Peoria Man Sentenced to 126 Months in Prison for Possession with Intent to Distribute Methamphetamine and Possession of a Firearm with Drug Trafficking

For Immediate Release
U.S. Attorney's Office, Central District of Illinois

PEORIA, Ill. – A Peoria, Illinois man, Raphael Thompson, 34, of the 1100 block of East Arcadia, has been sentenced consecutively to 66 months in prison for possession with intent to distribute at least 5 grams of methamphetamine and 60 months, for possession of a firearm in furtherance of drug trafficking. The total sentence of 126 months is to be followed by five years of supervised release.

At the sentencing hearing before U.S. District Judge James Shadid, the United States presented evidence that law enforcement officers investigated Thompson for drug sales and obtained a search warrant for his residence on East Arcadia in Peoria.
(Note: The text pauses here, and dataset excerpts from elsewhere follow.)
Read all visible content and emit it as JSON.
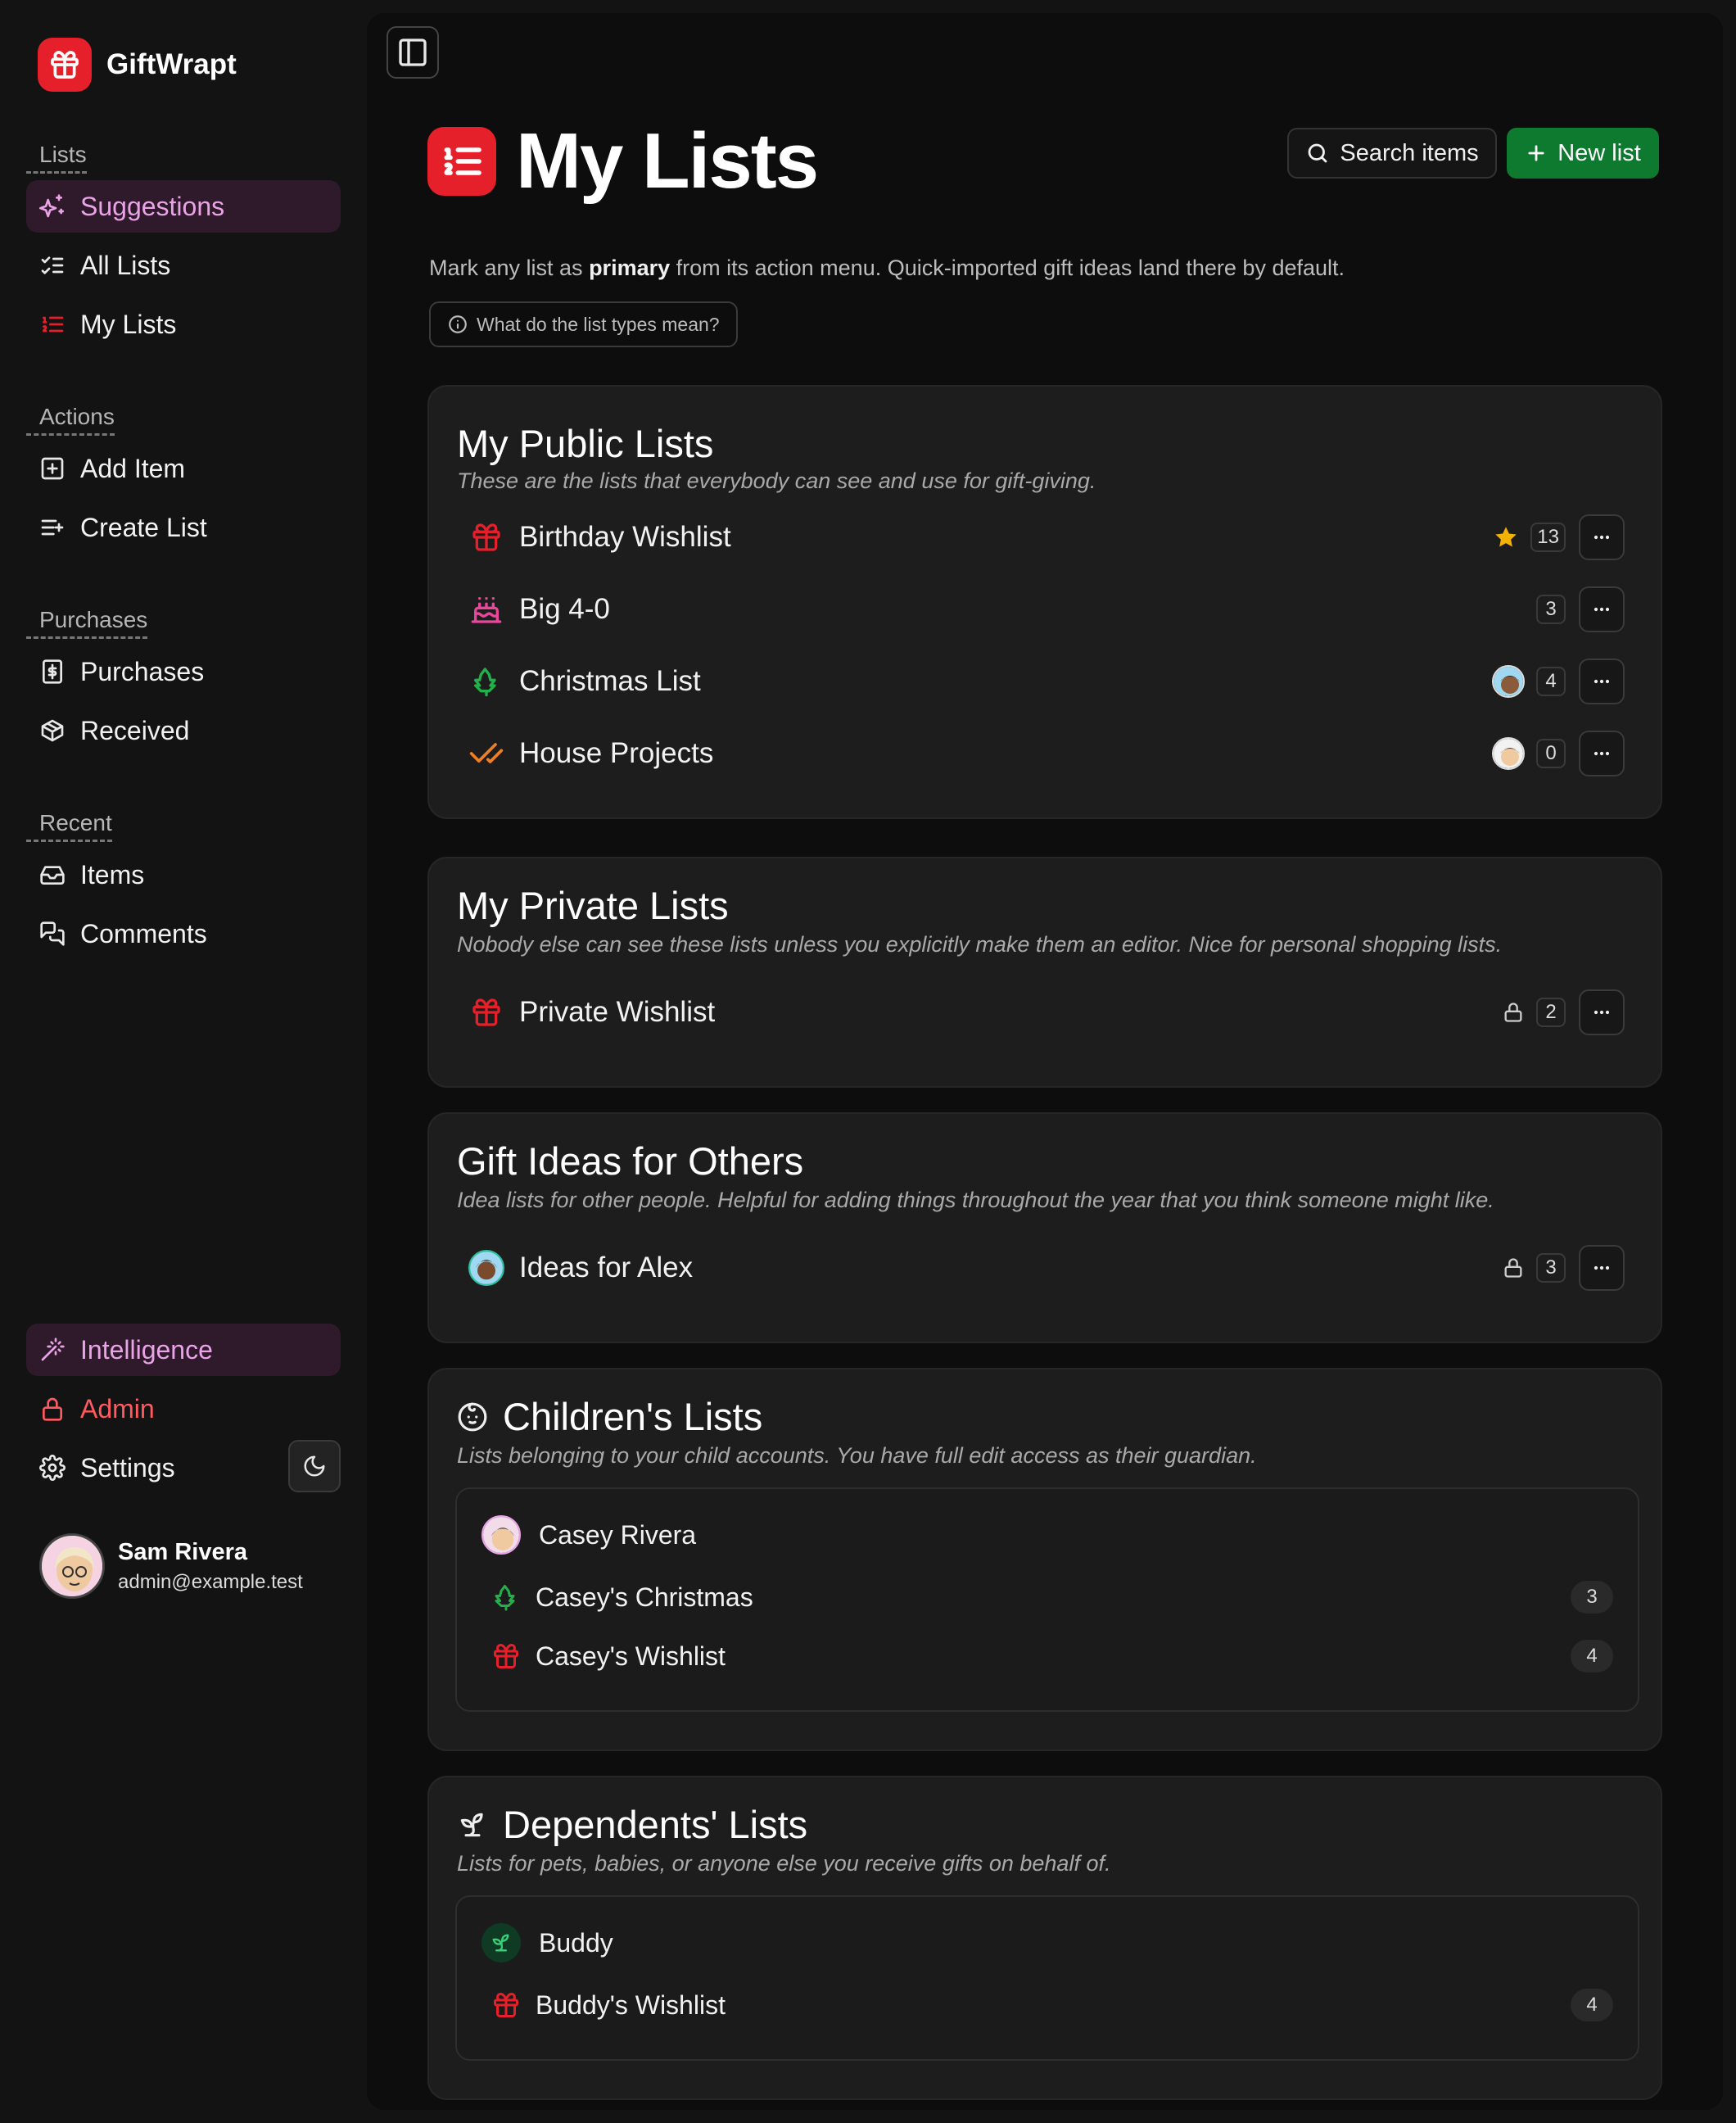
{
  "app": {
    "name": "GiftWrapt"
  },
  "sidebar": {
    "groups": [
      {
        "label": "Lists",
        "items": [
          {
            "label": "Suggestions",
            "icon": "sparkles-icon"
          },
          {
            "label": "All Lists",
            "icon": "list-checks-icon"
          },
          {
            "label": "My Lists",
            "icon": "list-ordered-icon"
          }
        ]
      },
      {
        "label": "Actions",
        "items": [
          {
            "label": "Add Item",
            "icon": "plus-square-icon"
          },
          {
            "label": "Create List",
            "icon": "list-plus-icon"
          }
        ]
      },
      {
        "label": "Purchases",
        "items": [
          {
            "label": "Purchases",
            "icon": "receipt-icon"
          },
          {
            "label": "Received",
            "icon": "package-icon"
          }
        ]
      },
      {
        "label": "Recent",
        "items": [
          {
            "label": "Items",
            "icon": "inbox-icon"
          },
          {
            "label": "Comments",
            "icon": "messages-icon"
          }
        ]
      }
    ],
    "bottom": [
      {
        "label": "Intelligence",
        "icon": "wand-icon"
      },
      {
        "label": "Admin",
        "icon": "lock-icon"
      },
      {
        "label": "Settings",
        "icon": "gear-icon"
      }
    ],
    "user": {
      "name": "Sam Rivera",
      "email": "admin@example.test"
    }
  },
  "header": {
    "title": "My Lists",
    "search_label": "Search items",
    "new_label": "New list",
    "subtitle_pre": "Mark any list as ",
    "subtitle_bold": "primary",
    "subtitle_post": " from its action menu. Quick-imported gift ideas land there by default.",
    "help_label": "What do the list types mean?"
  },
  "sections": {
    "public": {
      "title": "My Public Lists",
      "desc": "These are the lists that everybody can see and use for gift-giving.",
      "rows": [
        {
          "name": "Birthday Wishlist",
          "count": "13",
          "icon": "gift-icon",
          "primary": true
        },
        {
          "name": "Big 4-0",
          "count": "3",
          "icon": "cake-icon"
        },
        {
          "name": "Christmas List",
          "count": "4",
          "icon": "tree-icon",
          "shared": true
        },
        {
          "name": "House Projects",
          "count": "0",
          "icon": "check-check-icon",
          "shared": true
        }
      ]
    },
    "private": {
      "title": "My Private Lists",
      "desc": "Nobody else can see these lists unless you explicitly make them an editor. Nice for personal shopping lists.",
      "rows": [
        {
          "name": "Private Wishlist",
          "count": "2",
          "icon": "gift-icon"
        }
      ]
    },
    "others": {
      "title": "Gift Ideas for Others",
      "desc": "Idea lists for other people. Helpful for adding things throughout the year that you think someone might like.",
      "rows": [
        {
          "name": "Ideas for Alex",
          "count": "3",
          "icon": "avatar"
        }
      ]
    },
    "children": {
      "title": "Children's Lists",
      "desc": "Lists belonging to your child accounts. You have full edit access as their guardian.",
      "owner": "Casey Rivera",
      "rows": [
        {
          "name": "Casey's Christmas",
          "count": "3",
          "icon": "tree-icon"
        },
        {
          "name": "Casey's Wishlist",
          "count": "4",
          "icon": "gift-icon"
        }
      ]
    },
    "dependents": {
      "title": "Dependents' Lists",
      "desc": "Lists for pets, babies, or anyone else you receive gifts on behalf of.",
      "owner": "Buddy",
      "rows": [
        {
          "name": "Buddy's Wishlist",
          "count": "4",
          "icon": "gift-icon"
        }
      ]
    }
  },
  "colors": {
    "accent_red": "#e5202a",
    "accent_green": "#0e7a2f",
    "active_bg": "#2e1a2a",
    "active_text": "#e9a3e6",
    "star": "#f5b301"
  }
}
When officers searched the house, they found a loaded Jimenez Arms .380 caliber handgun with a defaced serial number, 55.6 grams of a substance that was determined to contain 31.1 grams of pure methamphetamine, approximately 5.17 grams of crack cocaine, 30 methamphetamine pills, and a digital scale. Thompson admitted that he possessed the crack cocaine and “molly” pills and had been selling drugs.

Thompson was indicted in March 2022 and has remained in the custody of the U.S. Marshals Service. He pleaded guilty on May 11, 2022.

The statutory penalties for possession with intent to distribute 5 grams or more of methamphetamine are 5 to 40 years imprisonment and 4 years to life of supervised release. The penalties for possession of a firearm in furtherance of drug trafficking are 5 years to life imprisonment, consecutive to any other sentence, and up to 5 years of supervised release. Fines of up to $250,000 are also possible.

The U.S. Department of Justice Drug Enforcement Administration, with the assistance of the Peoria Police Department, investigated the case. Assistant U.S. Attorney Keith Hollingshead-Cook represented the United States in the prosecution.

The case against Thompson is part of Project Safe Neighborhoods (PSN), a program bringing together all levels of law enforcement and the communities they serve to reduce violent crime and gun violence, and to make our neighborhoods safer for everyone. On May 26, 2021, the Department launched a violent crime reduction strategy strengthening PSN based on these core principles: fostering trust and legitimacy in our communities, supporting community-based organizations that help prevent violence from occurring in the first place, setting focused and strategic enforcement priorities, and measuring the results.